Unire le forze per non essere travolti dall’onda d’urto del mercato immobiliare milanese. I Comuni del Nord Milano superano ufficialmente i confini municipali e siglano un importante protocollo d’intesa con la Città Metropolitana di Milano. L’obiettivo è chiaro: istituire un tavolo tecnico permanente per affrontare l’emergenza abitativa che sta colpendo l’intero hinterland.
Il progetto vede come capofila Città Metropolitana, che unisce in questa cabina di regia anche le amministrazioni comunali di Bresso, Cormano e Cusano Milanino.
Cinisello Balsamo ha svolto un ruolo determinante nella stesura del progetto ed è capofila nel nostro ambito. Una sinergia istituzionale nata dall’urgenza di dare risposte concrete a problematiche sociali ed economiche non più gestibili singolarmente dai singoli municipi.

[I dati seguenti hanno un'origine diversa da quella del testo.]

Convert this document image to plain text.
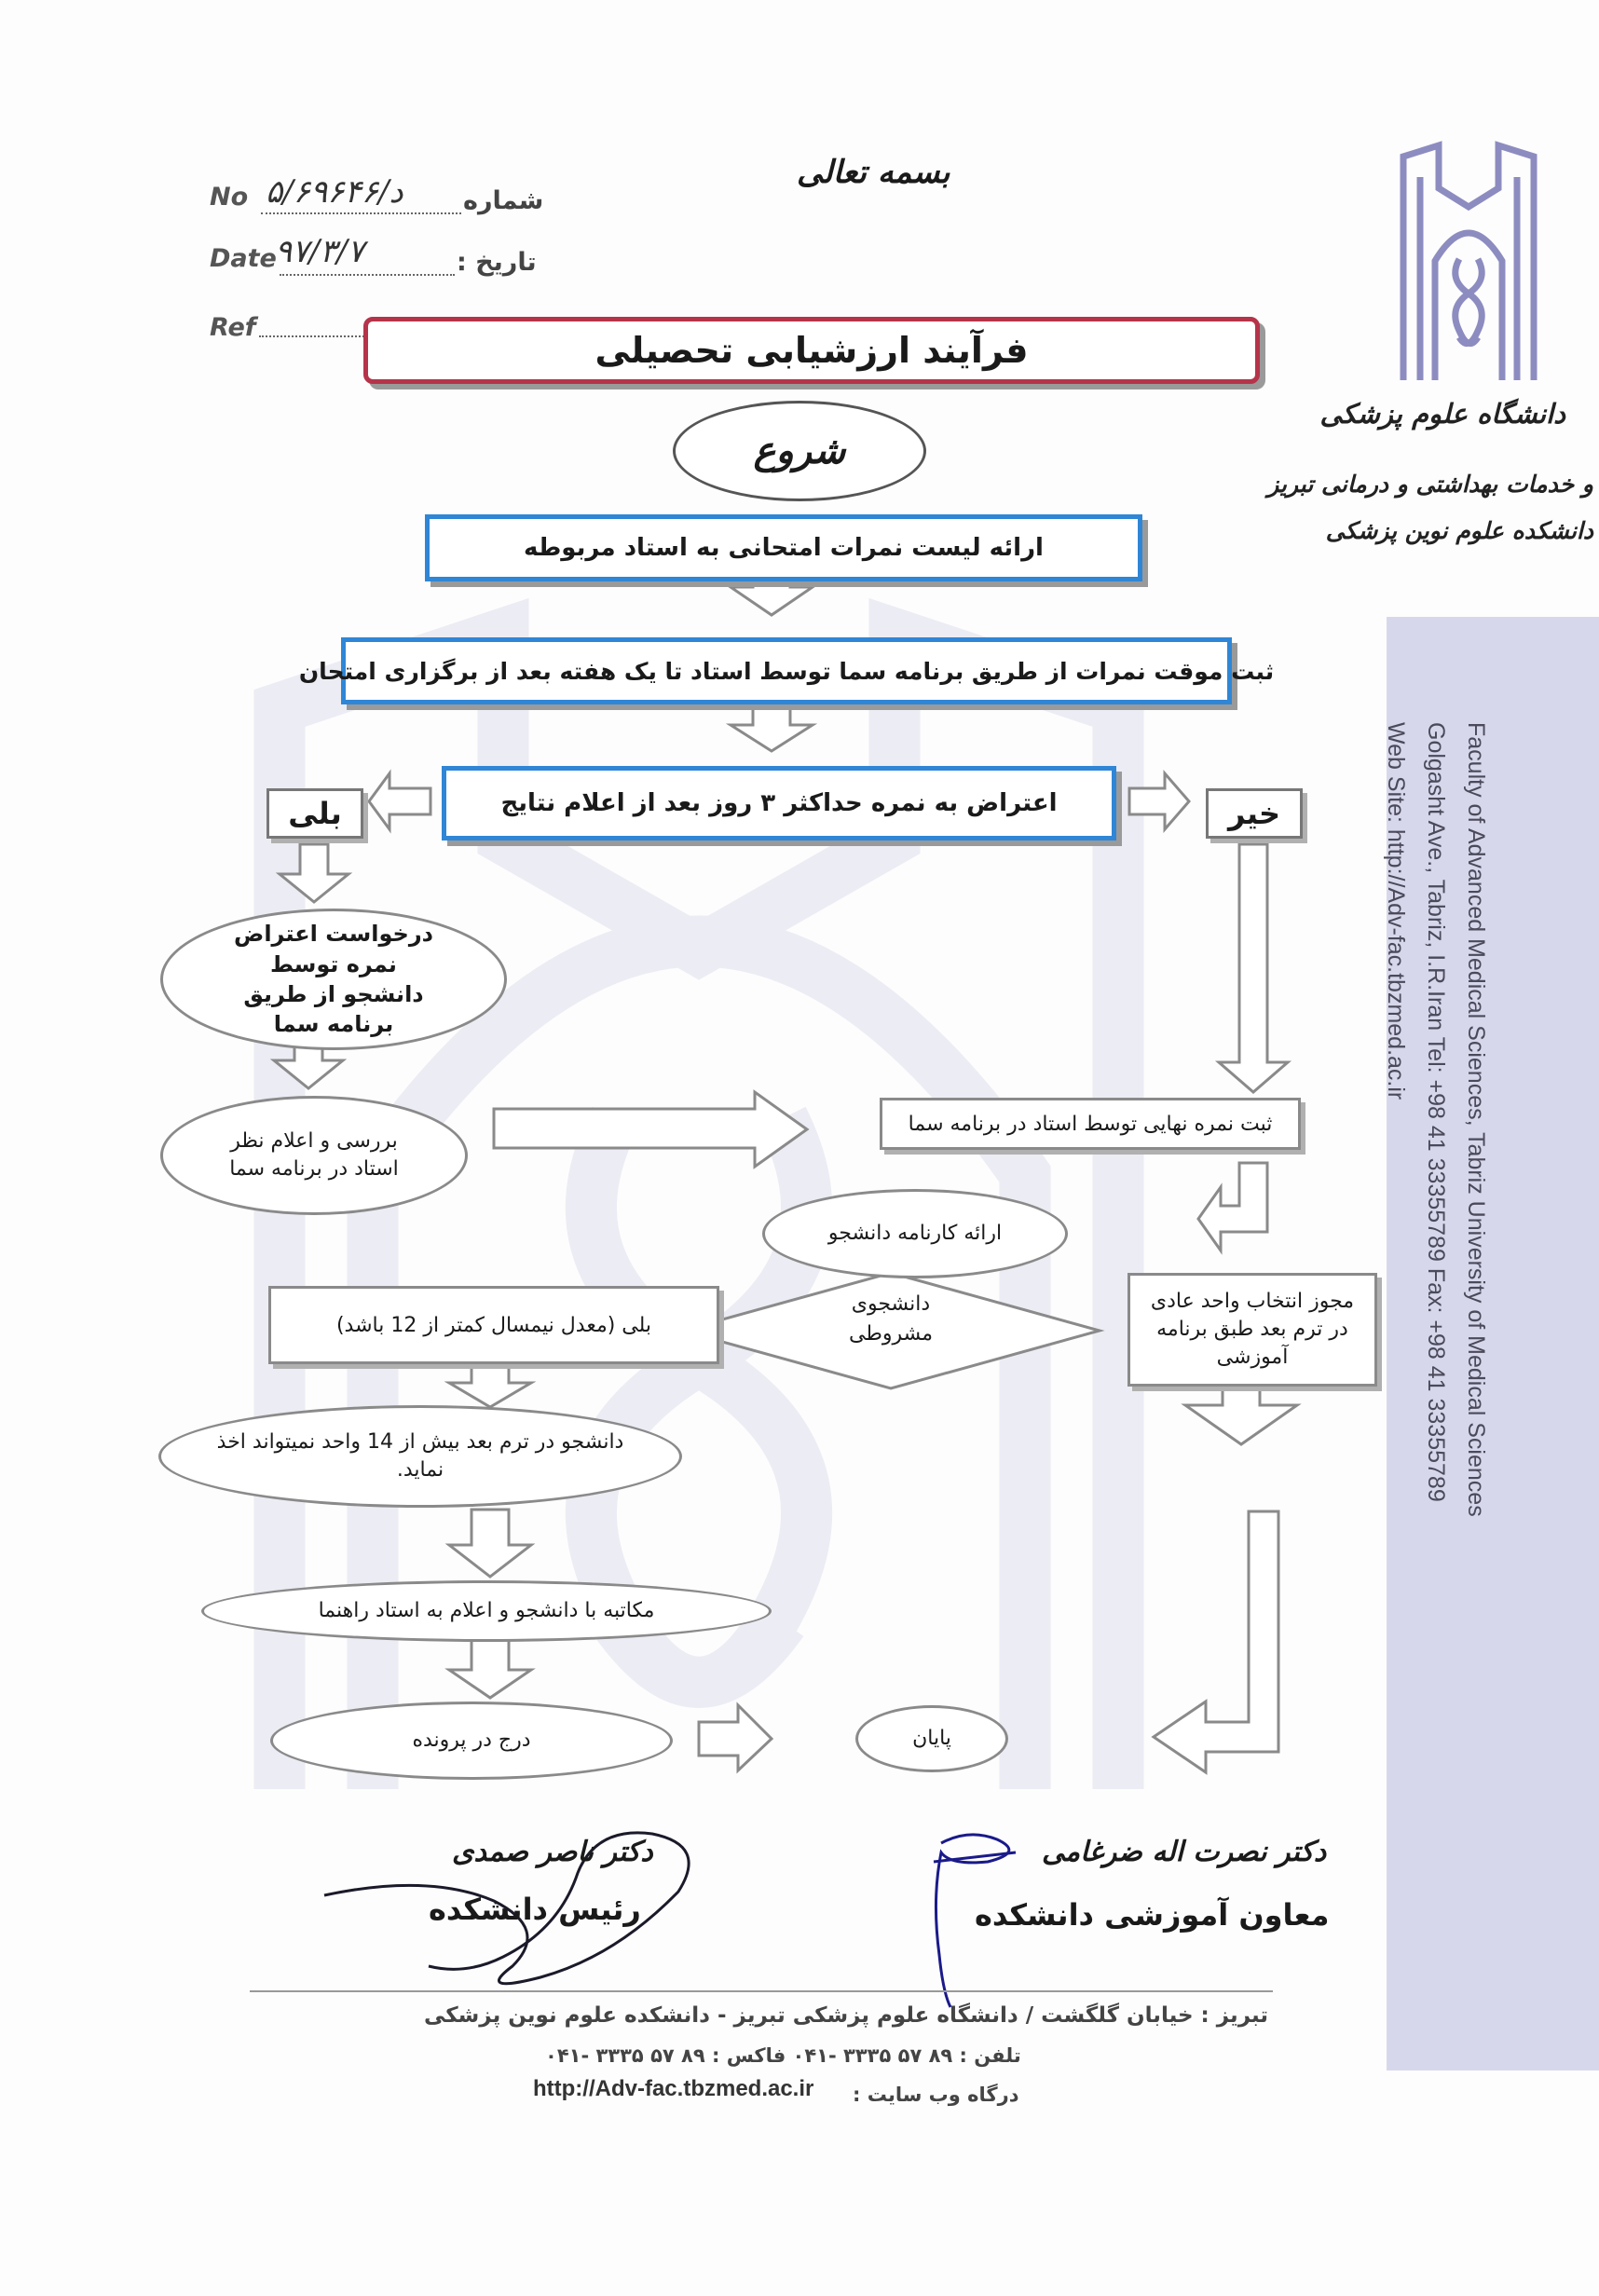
Faculty of Advanced Medical Sciences, Tabriz University of Medical Sciences
Golgasht Ave., Tabriz, I.R.Iran Tel: +98 41 33355789 Fax: +98 41 33355789
Web Site: http://Adv-fac.tbzmed.ac.ir
دانشگاه علوم پزشکی
و خدمات بهداشتی و درمانی تبریز
دانشکده علوم نوین پزشکی
بسمه تعالی
No ۵/د/۶۹۶۴۶ شماره
Date
۹۷/۳/۷	تاریخ :
Ref
فرآیند ارزشیابی تحصیلی
شروع
ارائه لیست نمرات امتحانی به استاد مربوطه
ثبت موقت نمرات از طریق برنامه سما توسط استاد تا یک هفته بعد از برگزاری امتحان
اعتراض به نمره حداکثر ۳ روز بعد از اعلام نتایج
بلی	خیر
درخواست اعتراض نمره توسط دانشجو از طریق برنامه سما
بررسی و اعلام نظر استاد در برنامه سما
ثبت نمره نهایی توسط استاد در برنامه سما
ارائه کارنامه دانشجو
دانشجوی مشروطی
بلی (معدل نیمسال کمتر از 12 باشد)
مجوز انتخاب واحد عادی در ترم بعد طبق برنامه آموزشی
دانشجو در ترم بعد بیش از 14 واحد نمیتواند اخذ نماید.
مکاتبه با دانشجو و اعلام به استاد راهنما
درج در پرونده	پایان
دکتر ناصر صمدی
رئیس دانشکده
دکتر نصرت اله ضرغامی
معاون آموزشی دانشکده
تبریز : خیابان گلگشت / دانشگاه علوم پزشکی تبریز - دانشکده علوم نوین پزشکی
تلفن : ۸۹ ۵۷ ۳۳۳۵ -۰۴۱ فاکس : ۸۹ ۵۷ ۳۳۳۵ -۰۴۱
درگاه وب سایت :
http://Adv-fac.tbzmed.ac.ir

Il commento dell’assessore Riccardo Visentin
A spiegare lo spirito dell’accordo è Riccardo Visentin, assessore al Welfare e Centralità della Persona del Comune di Cinisello Balsamo: “L’obiettivo è condividere le buone pratiche, mettere in comune le idee, pensare assieme delle politiche per venire incontro alle esigenze abitative dei nostri cittadini. Si vuole così ampliare i nostri confini territoriali per trovare soluzioni a problematiche emergenti dei nostri territori. Fra gli strumenti che adotteremo ci sarà anche la creazione di banche dati comuni per monitorare al meglio i fenomeni”.
Casa: l’effetto “esodo” da Milano e il boom dei prezzi
A spingere sindaci e assessorati verso questa direzione è soprattutto un fenomeno emerso con forza negli ultimi anni: il progressivo allontanamento di single, giovani coppie e famiglie da Milano. Schiacciati dai costi d’affitto e di compravendita ormai insostenibili del capoluogo, moltissimi cittadini si stanno infatti riversando nella prima cintura milanese.
Questo flusso costante, se da un lato popola l’hinterland, dall’altro sta destabilizzando profondamente il mercato immobiliare locale. Città come Cinisello Balsamo, Bresso, Cormano e Cusano Milanino stanno registrando un rapido e preoccupante aumento sia dei canoni di locazione, sia dei prezzi delle case, mettendo in difficoltà i residenti storici e le fasce più vulnerabili della popolazione.
Il nodo degli immobili sfitti e la paura della morosità
Accanto al rincaro dei prezzi, il Nord Milano deve fare i conti con un paradosso: la presenza di un gran numero di appartamenti privati che rimangono desolatamente vuoti. Una risorsa che potrebbe ossigenare il mercato, ma che resta bloccata. “Molti proprietari – ha evidenziato l’assessore Visentin – hanno timore ad affittare le case perché temono il mancato pagamento degli affitti e delle spese condominiali”. Una diffidenza diffusa che il neonato tavolo tecnico cercherà di contrastare, studiando possibili tutele, garanzie o incentivi capaci di rassicurare i privati e rimettere in circolo gli immobili sfitti.
Edilizia pubblica: tra gestione efficiente e il nodo della temporaneità
Sul fronte pubblico, l’amministrazione di Cinisello Balsamo rivendica una gestione virtuosa delle proprie risorse: il patrimonio comunale conta circa 400 appartamenti, attualmente tutti occupati dagli inquilini, a eccezione di una minima percentuale temporaneamente vuota solo perché in fase di ristrutturazione.
Restano tuttavia i nodi strutturali legati alla gestione generale dell’edilizia residenziale pubblica (le case popolari): “Sappiamo che l’accesso a questi alloggi dovrebbe rappresentare una situazione transitoria per le famiglie in difficoltà”, ha aggiunto Visentin, “purtroppo, però, per molti nuclei familiari questa si trasforma in una condizione permanente che si protrae per anni”.
Il nuovo tavolo tecnico con Città Metropolitana avrà il compito di sbrogliare queste complessità, cercando risposte concrete a una ingravescente crisi abitativa-
Gli strumenti: dai dati alle politiche attive
Il nuovo tavolo tecnico non sarà solo un luogo di discussione, ma un laboratorio operativo. La creazione di banche dati condivise permetterà di mappare in tempo reale le case sfitte, la domanda di edilizia residenziale pubblica e l’andamento dei canoni concordati. Solo attraverso una fotografia nitida del territori le amministrazioni del Nord Milano potranno quindi varare politiche abitative coordinate, capaci di attrarre investimenti metropolitani e difendere il diritto alla casa dei propri cittadini.